Turns out a lot of the nice properties you’d hope held do hold. In particular:
- \(|A| |B| = |B| |A|\)
- \(|A| + |B| = |B| + |A|\)
- \(|A| (|B| + |C|) = |A| |B| + |A| |C|\)
I’m going to label these “exercise for the reader”. There are fairly natural bijections in all cases.
One thing which I will do because it’s important for the next bit is show that the following exponentiation law holds: \(|A|^{|B|} \times |A|^{|C|} = |A|^{|B| + |C|}\).

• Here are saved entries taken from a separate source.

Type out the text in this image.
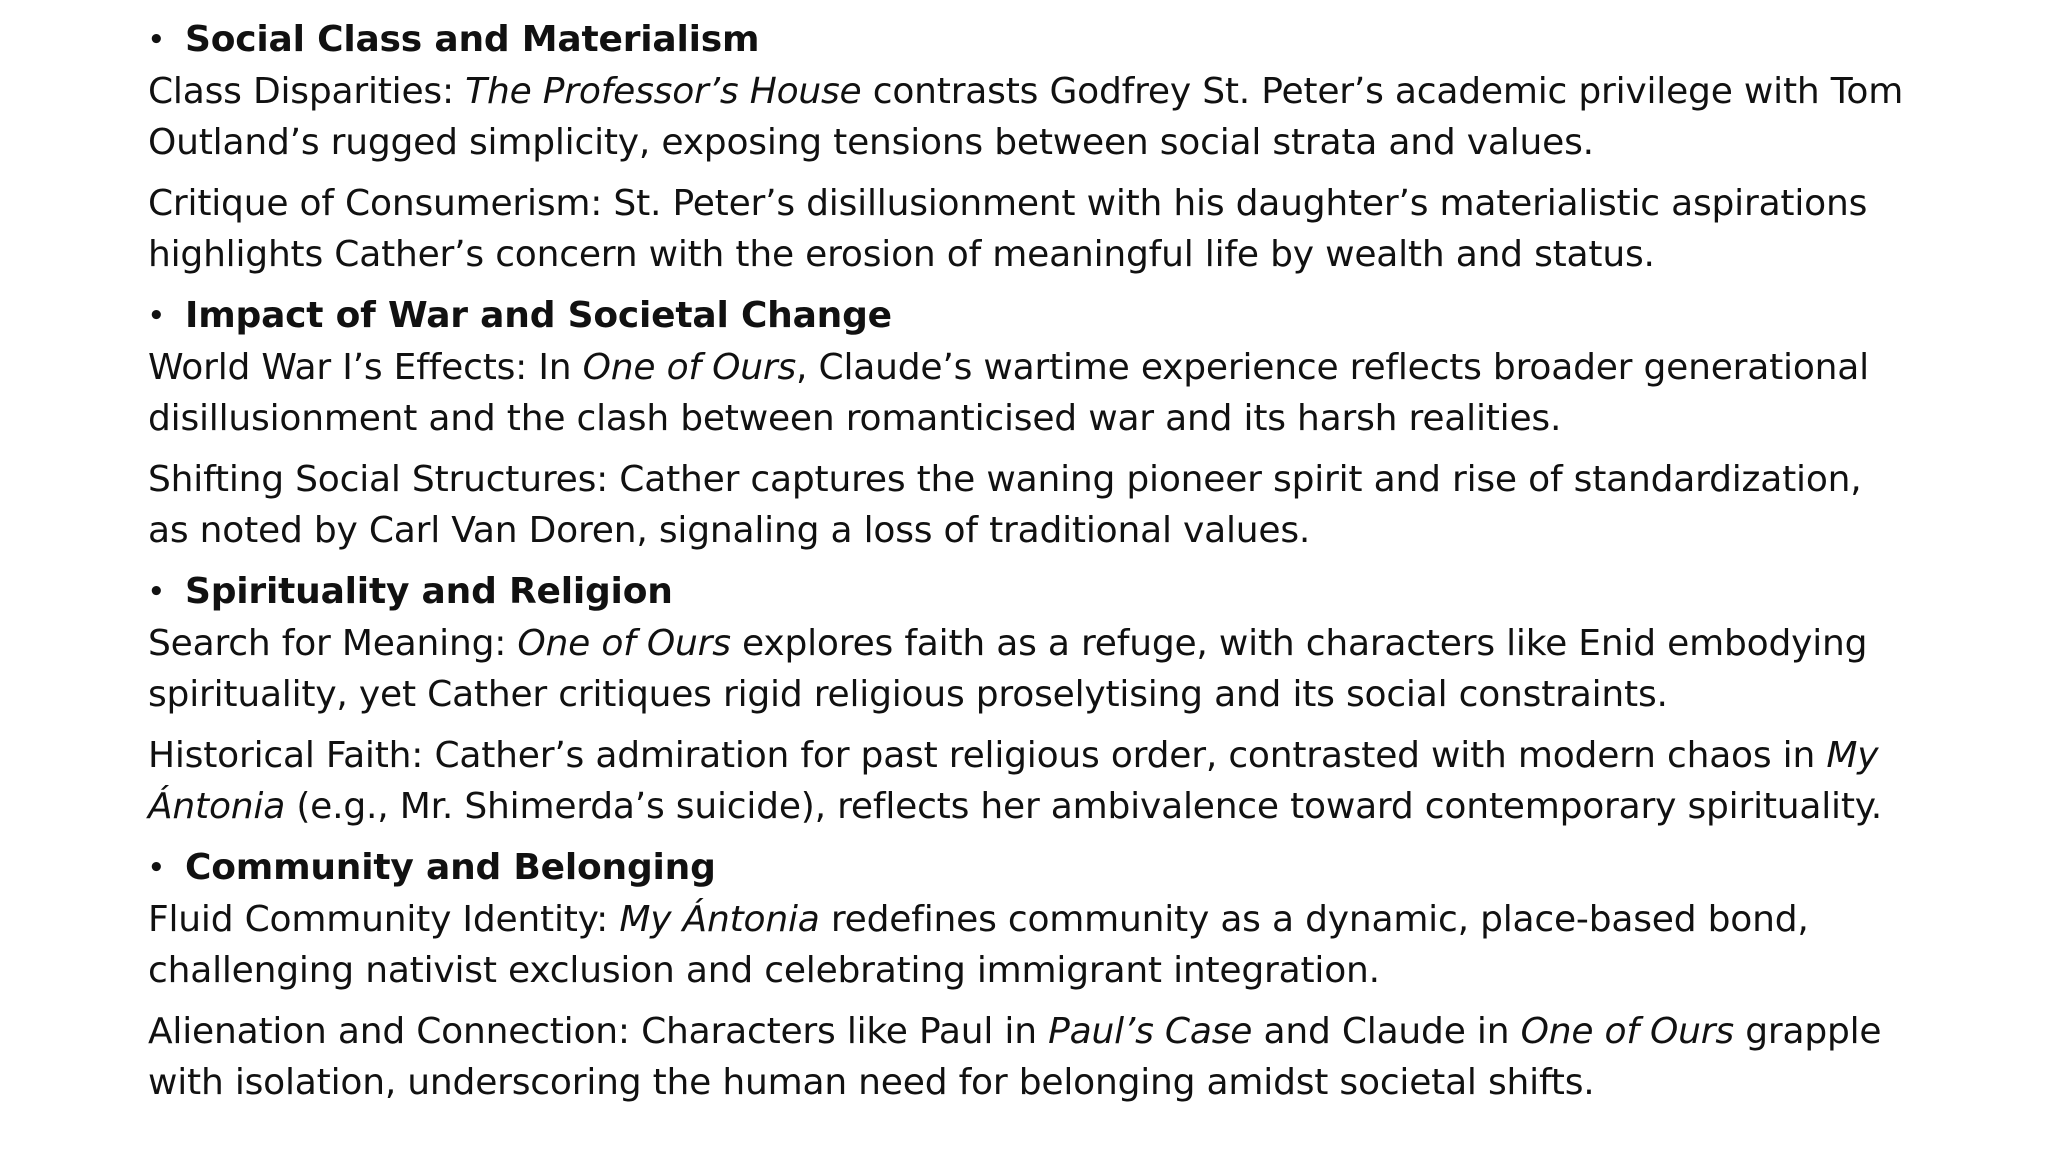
• Social Class and Materialism

Class Disparities: The Professor’s House contrasts Godfrey St. Peter’s academic privilege with Tom Outland’s rugged simplicity, exposing tensions between social strata and values.

Critique of Consumerism: St. Peter’s disillusionment with his daughter’s materialistic aspirations highlights Cather’s concern with the erosion of meaningful life by wealth and status.

• Impact of War and Societal Change

World War I’s Effects: In One of Ours, Claude’s wartime experience reflects broader generational disillusionment and the clash between romanticised war and its harsh realities.

Shifting Social Structures: Cather captures the waning pioneer spirit and rise of standardization, as noted by Carl Van Doren, signaling a loss of traditional values.

• Spirituality and Religion

Search for Meaning: One of Ours explores faith as a refuge, with characters like Enid embodying spirituality, yet Cather critiques rigid religious proselytising and its social constraints.

Historical Faith: Cather’s admiration for past religious order, contrasted with modern chaos in My Ántonia (e.g., Mr. Shimerda’s suicide), reflects her ambivalence toward contemporary spirituality.

• Community and Belonging

Fluid Community Identity: My Ántonia redefines community as a dynamic, place-based bond, challenging nativist exclusion and celebrating immigrant integration.

Alienation and Connection: Characters like Paul in Paul’s Case and Claude in One of Ours grapple with isolation, underscoring the human need for belonging amidst societal shifts.
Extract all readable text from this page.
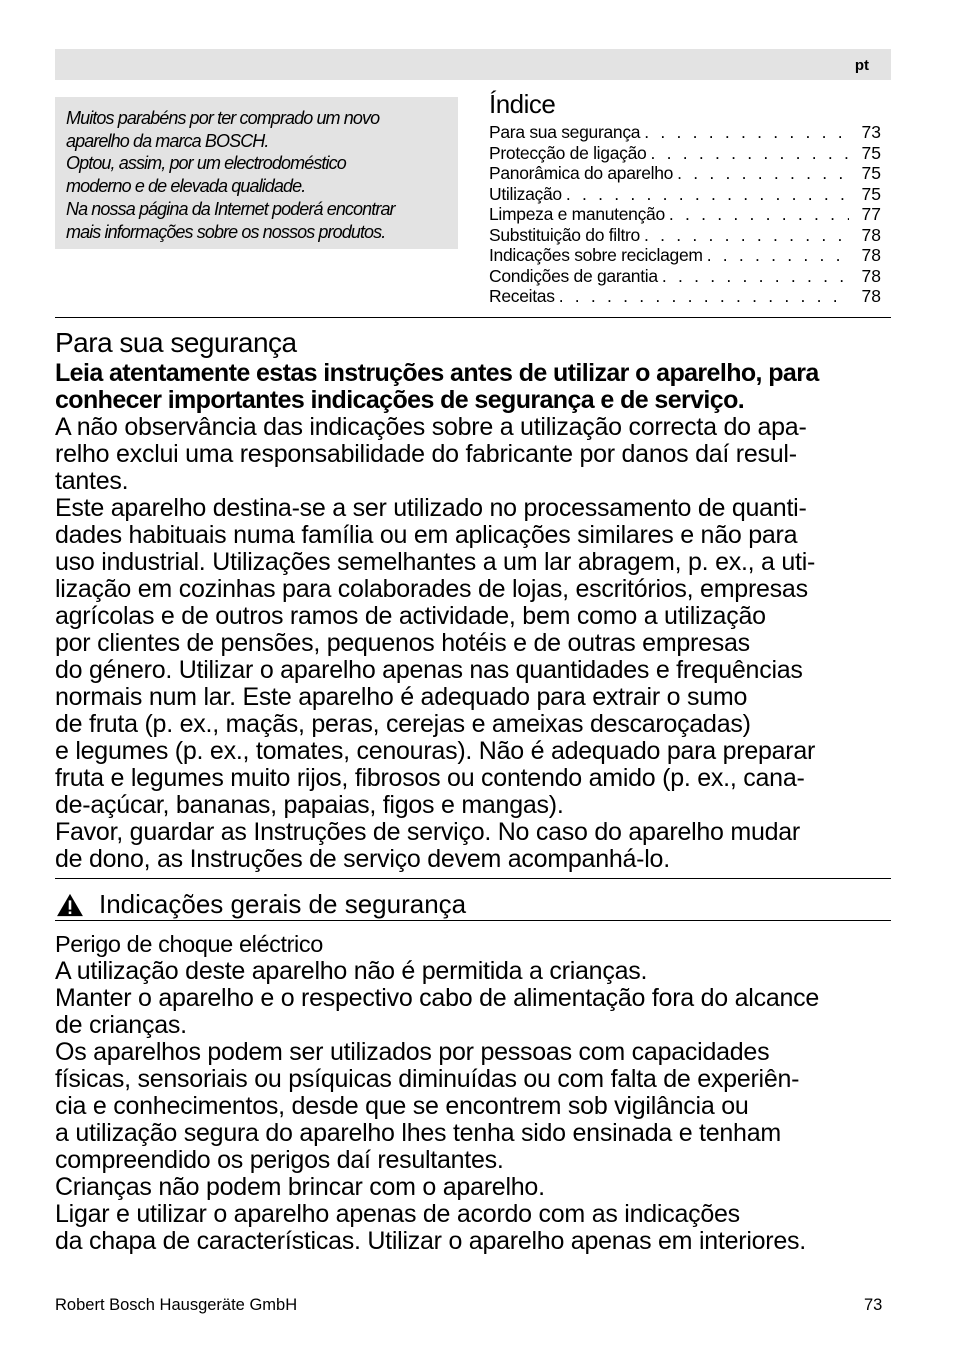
pt

Muitos parabéns por ter comprado um novo

aparelho da marca BOSCH.

Optou, assim, por um electrodoméstico

moderno e de elevada qualidade.

Na nossa página da Internet poderá encontrar

mais informações sobre os nossos produtos.

Índice
Para sua segurança . . .	73
Protecção de ligação . . .	75
Panorâmica do aparelho . . .	75
Utilização . . .	75
Limpeza e manutenção . . .	77
Substituição do filtro . . .	78
Indicações sobre reciclagem . . .	78
Condições de garantia . . .	78
Receitas . . .	78
Para sua segurança

Leia atentamente estas instruções antes de utilizar o aparelho, para
conhecer importantes indicações de segurança e de serviço.

A não observância das indicações sobre a utilização correcta do apa-
relho exclui uma responsabilidade do fabricante por danos daí resul-
tantes.

Este aparelho destina-se a ser utilizado no processamento de quanti-
dades habituais numa família ou em aplicações similares e não para
uso industrial. Utilizações semelhantes a um lar abragem, p. ex., a uti-
lização em cozinhas para colaborades de lojas, escritórios, empresas
agrícolas e de outros ramos de actividade, bem como a utilização
por clientes de pensões, pequenos hotéis e de outras empresas
do género. Utilizar o aparelho apenas nas quantidades e frequências
normais num lar. Este aparelho é adequado para extrair o sumo
de fruta (p. ex., maçãs, peras, cerejas e ameixas descaroçadas)
e legumes (p. ex., tomates, cenouras). Não é adequado para preparar
fruta e legumes muito rijos, fibrosos ou contendo amido (p. ex., cana-
de-açúcar, bananas, papaias, figos e mangas).

Favor, guardar as Instruções de serviço. No caso do aparelho mudar
de dono, as Instruções de serviço devem acompanhá-lo.

Indicações gerais de segurança
Perigo de choque eléctrico

A utilização deste aparelho não é permitida a crianças.

Manter o aparelho e o respectivo cabo de alimentação fora do alcance
de crianças.

Os aparelhos podem ser utilizados por pessoas com capacidades
físicas, sensoriais ou psíquicas diminuídas ou com falta de experiên-
cia e conhecimentos, desde que se encontrem sob vigilância ou
a utilização segura do aparelho lhes tenha sido ensinada e tenham
compreendido os perigos daí resultantes.

Crianças não podem brincar com o aparelho.

Ligar e utilizar o aparelho apenas de acordo com as indicações
da chapa de características. Utilizar o aparelho apenas em interiores.

Robert Bosch Hausgeräte GmbH	73
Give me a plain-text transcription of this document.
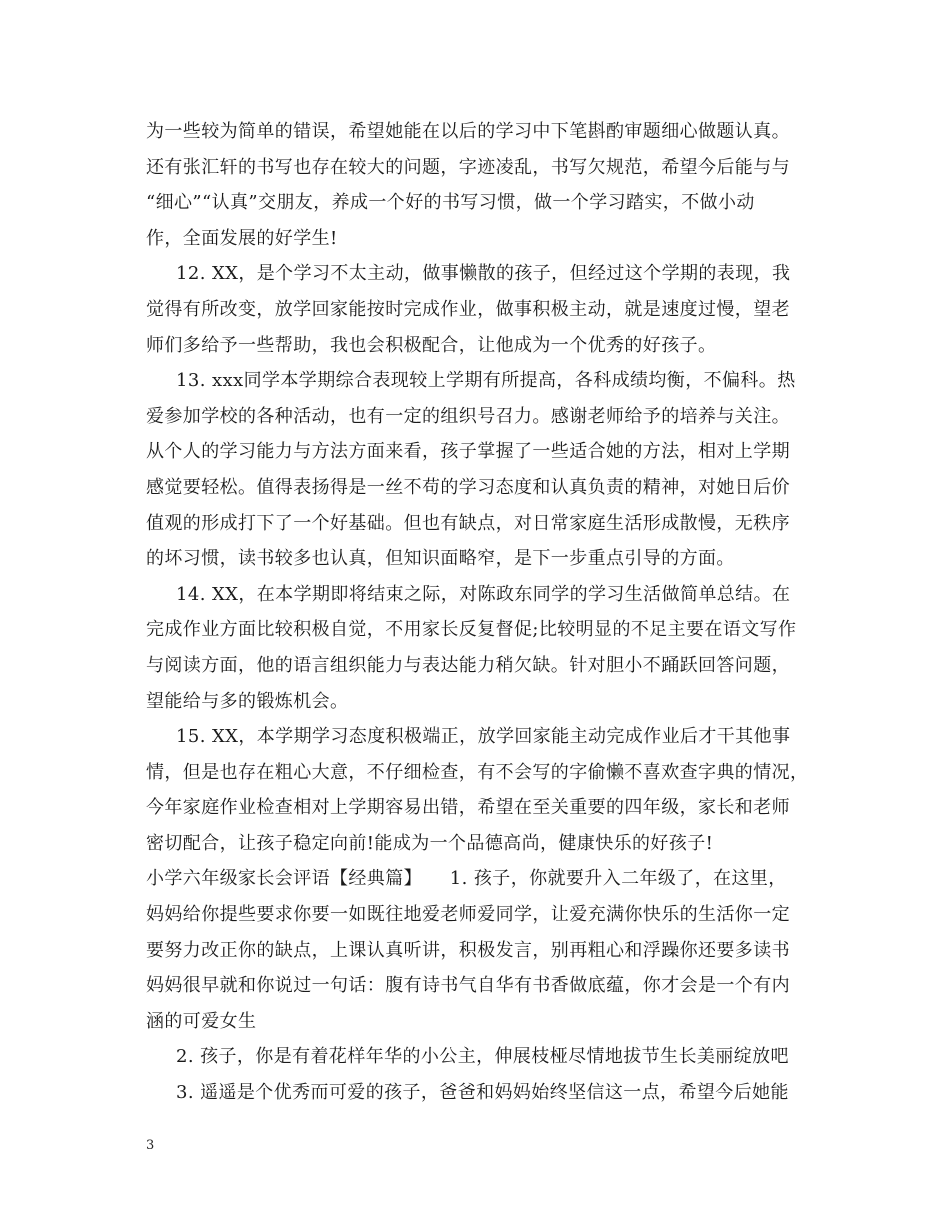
为一些较为简单的错误，希望她能在以后的学习中下笔斟酌审题细心做题认真。
还有张汇轩的书写也存在较大的问题，字迹凌乱，书写欠规范，希望今后能与与
“细心”“认真”交朋友，养成一个好的书写习惯，做一个学习踏实，不做小动
作，全面发展的好学生!
12. XX，是个学习不太主动，做事懒散的孩子，但经过这个学期的表现，我
觉得有所改变，放学回家能按时完成作业，做事积极主动，就是速度过慢，望老
师们多给予一些帮助，我也会积极配合，让他成为一个优秀的好孩子。
13. xxx同学本学期综合表现较上学期有所提高，各科成绩均衡，不偏科。热
爱参加学校的各种活动，也有一定的组织号召力。感谢老师给予的培养与关注。
从个人的学习能力与方法方面来看，孩子掌握了一些适合她的方法，相对上学期
感觉要轻松。值得表扬得是一丝不苟的学习态度和认真负责的精神，对她日后价
值观的形成打下了一个好基础。但也有缺点，对日常家庭生活形成散慢，无秩序
的坏习惯，读书较多也认真，但知识面略窄，是下一步重点引导的方面。
14. XX，在本学期即将结束之际，对陈政东同学的学习生活做简单总结。在
完成作业方面比较积极自觉，不用家长反复督促;比较明显的不足主要在语文写作
与阅读方面，他的语言组织能力与表达能力稍欠缺。针对胆小不踊跃回答问题，
望能给与多的锻炼机会。
15. XX，本学期学习态度积极端正，放学回家能主动完成作业后才干其他事
情，但是也存在粗心大意，不仔细检查，有不会写的字偷懒不喜欢查字典的情况，
今年家庭作业检查相对上学期容易出错，希望在至关重要的四年级，家长和老师
密切配合，让孩子稳定向前!能成为一个品德高尚，健康快乐的好孩子!
小学六年级家长会评语【经典篇】　　1. 孩子，你就要升入二年级了，在这里，
妈妈给你提些要求你要一如既往地爱老师爱同学，让爱充满你快乐的生活你一定
要努力改正你的缺点，上课认真听讲，积极发言，别再粗心和浮躁你还要多读书
妈妈很早就和你说过一句话：腹有诗书气自华有书香做底蕴，你才会是一个有内
涵的可爱女生
2. 孩子，你是有着花样年华的小公主，伸展枝桠尽情地拔节生长美丽绽放吧
3. 遥遥是个优秀而可爱的孩子，爸爸和妈妈始终坚信这一点，希望今后她能
3
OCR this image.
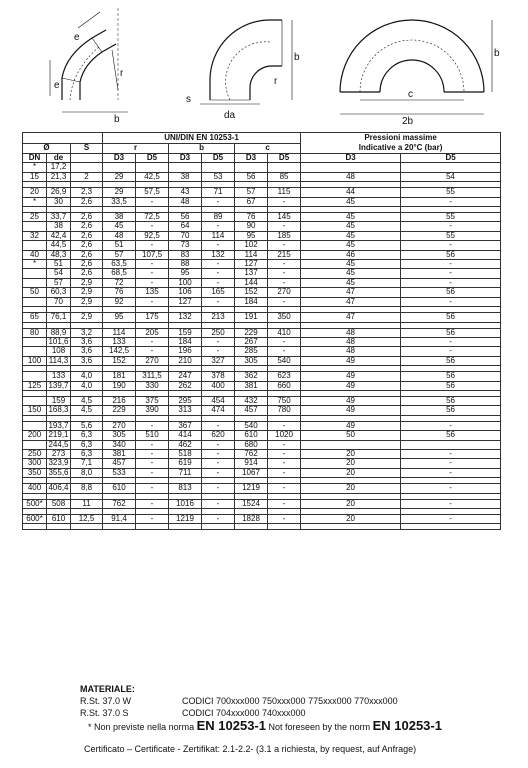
e
e
r
b
b
r
s
da
b
c
2b
			UNI/DIN EN 10253-1						Pressioni massime
Indicative a 20°C (bar)	
Ø		S	r		b		c			
DN	de		D3	D5	D3	D5	D3	D5	D3	D5
*	17,2									
15	21,3	2	29	42,5	38	53	56	85	48	54

20	26,9	2,3	29	57,5	43	71	57	115	44	55
*	30	2,6	33,5	-	48	-	67	-	45	-

25	33,7	2,6	38	72,5	56	89	76	145	45	55
	38	2,6	45	-	64	-	90	-	45	-
32	42,4	2,6	48	92,5	70	114	95	185	45	55
	44,5	2,6	51	-	73	-	102	-	45	-
40	48,3	2,6	57	107,5	83	132	114	215	46	56
*	51	2,6	63,5	-	88	-	127	-	45	-
	54	2,6	68,5	-	95	-	137	-	45	-
	57	2,9	72	-	100	-	144	-	45	-
50	60,3	2,9	76	135	106	165	152	270	47	56
	70	2,9	92	-	127	-	184	-	47	-

65	76,1	2,9	95	175	132	213	191	350	47	56

80	88,9	3,2	114	205	159	250	229	410	48	56
	101,6	3,6	133	-	184	-	267	-	48	-
	108	3,6	142,5	-	196	-	285	-	48	-
100	114,3	3,6	152	270	210	327	305	540	49	56

	133	4,0	181	311,5	247	378	362	623	49	56
125	139,7	4,0	190	330	262	400	381	660	49	56

	159	4,5	216	375	295	454	432	750	49	56
150	168,3	4,5	229	390	313	474	457	780	49	56

	193,7	5,6	270	-	367	-	540	-	49	-
200	219,1	6,3	305	510	414	620	610	1020	50	56
	244,5	6,3	340	-	462	-	680	-		
250	273	6,3	381	-	518	-	762	-	20	-
300	323,9	7,1	457	-	619	-	914	-	20	-
350	355,6	8,0	533	-	711	-	1067	-	20	-

400	406,4	8,8	610	-	813	-	1219	-	20	-

500*	508	11	762	-	1016	-	1524	-	20	-

600*	610	12,5	91,4	-	1219	-	1828	-	20	-

MATERIALE:
R.St. 37.0 W	CODICI 700xxx000 750xxx000 775xxx000 770xxx000
R.St. 37.0 S	CODICI 704xxx000 740xxx000
* Non previste nella norma EN 10253-1 Not foreseen by the norm EN 10253-1
Certificato – Certificate - Zertifikat: 2.1-2.2- (3.1 a richiesta, by request, auf Anfrage)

Proof: This is because we can define a function on \(A \sqcup B\) by defining it piecewise on \(A\) and \(B\). So given a pair \(t = (f, g) \in |A|^{|B|} \times |A|^{|C|}\) we can define \(h(t)((0, a)) = f(a)\), \(h(t)((1, b)) = g(b)\). \(h\) is a bijection. QED
This will let us prove that \(|\mathbb{R}^2| = |\mathbb{R}|\).
First note that \(\aleph_0 + \aleph_0 = \aleph_0\) because the definition of \(\mathbb{N} \sqcup \mathbb{N}\) actually defines it as a subset of \(\mathbb{N}^2\).
This then gives us that \(|\mathbb{R}^2| = |\mathbb{R}|^2 = (2^{\aleph_0})^2 = 2^{\aleph_0 + \aleph_0} = 2^{\aleph_0} = \mathbb{R}\).
So there as many pairs of real numbers as real numbers.
It turns out to be more extreme than that. \(|\mathbb{R}^\mathbb{N}| = |\mathbb{R}|\). i.e. there are as many infinite sequences of real numbers as there are real numbers.
Why?
Well, first: we have the exponentiation rule that \((|A|^{|B|})^|C| = |A|^{|B| |C|}\). This is because given a function \(f : B \times C \to A\) you can map it to the function \(f'(b)(c) = f((b, c))\) and this mapping is a bijection.
This means that \(|\mathbb{R}^\mathbb{N}| = 2^{\aleph_0 \times \aleph_0} = 2^{\aleph_0} = |\mathbb{R}|\).
One thing that is strictly larger than \(\mathbb{R}\) is of course \(\mathbb{R}^\mathbb{R}\). This is because \(|\mathbb{R}^\mathbb{R}| \geq |2^\mathbb{R}| > \mathbb{R}\). So there are strictly more functions from \(\mathbb{R} \to \mathbb{R}\) than their are real numbers.
This isn’t true for continuous functions though. Let \(\mathcal{C}\) be the set of continuous functions \(\mathbb{R} \to \mathbb{R}\). Then \(|\mathcal{C}| = |\mathbb{R}|\).
Why? Well because a continuous function is uniquely defined by its value on the rationals (because every real number has rationals arbitrarily close to it), so the function \(h : \mathcal{C} \to \mathbb{R}^\mathbb{Q}\) defined by \(h(f) = f|_\mathbb{Q}\) is an injection. But \(|\mathbb{R}^\mathbb{Q}| = |\mathbb{R}^\mathbb{N}| = |\mathbb{R}|\).
So, there you have it. Some examples of infinity, some things that are the same size as each other, and some that aren’t. Hopefully this makes some of the ideas slightly more familiar.